Murals Showcase Black History

Shining light on injustices and community action

A panel of five murals depicting Black History in the Albina and Humboldt neighborhoods of north and northeast Portland was introduced along a residential fence line Thursday.

Black artist and musician Daren Todd created the murals this past summer and early fall, working with the homeowners, Collin McFadyen and Jeana Frazzini, to pay tribute to the Black community while also honoring past generations of Black Portlanders.


One of five panels from a new community mural by Black artist and musician Daren Todd recreates a scene in 1961, when Mrs. Opal Strong organized a neighborhood improvement committee and secured a large government grant to beautify and revitalize Black neighborhoods in Portland. Over 500 trees were planted, including several cherry trees that Dodd depicted in the mural.

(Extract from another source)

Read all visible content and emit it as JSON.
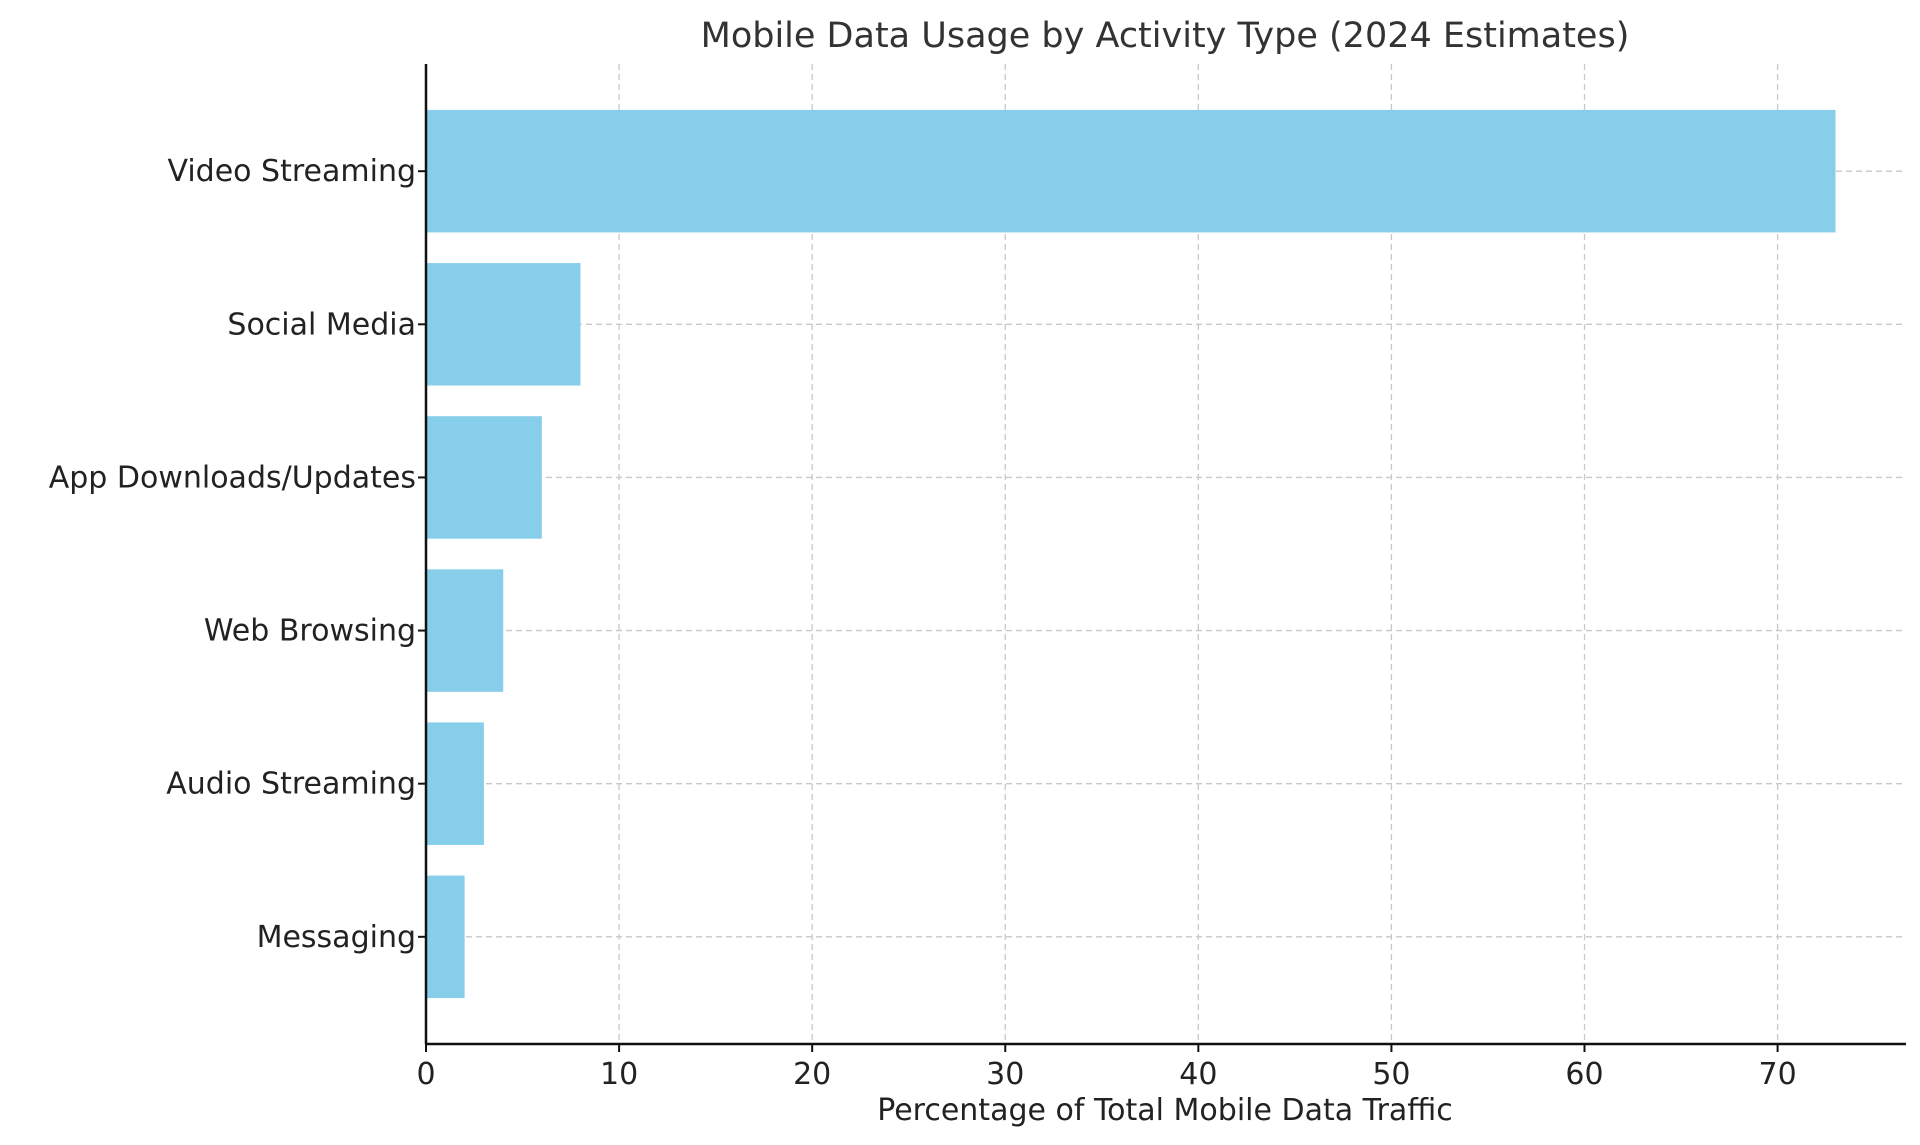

Neighbor Jackie Strong helped dedicate the murals during their unveiling and celebration ceremony. His mother, the late Opal Strong is depicted in one of the panels, a moment from 1961, when Mrs. Strong organized a neighborhood improvement committee and secured a large government grant to beatify and revitalize Black Portland neighborhoods. They planted over 500 trees including several cherry trees that Todd depicted in the mural.

Todd’s other panels depict the displacement of Black residents by urban renewal and Emanuel Hospital expansion in the 1970s; the fight to open Harriet Tubman School to specifically serve the Black community in 1982; and powerful images of resistance to racial injustices in policing. The mural ends with hope for the future by depicting two intersecting streets named Peace and Justice.

Fadyen and Frazzini enlisted Todd to create the murals along their back fence, which runs along the Haight Avenue and the Going Street walkway. The couple had been impressed by a Black Lives Matter mural Todd had recently created along another fence on Kerby Avenue in the same neighborhood.

Todd said the first mural was finished in June to honor the many people who have died at the hands of police.

It was “In all the chaos of these times,” Todd said that he decided he needed to follow his dream to make art a full time career, launching his own art business called “Art is Larger Than Me.”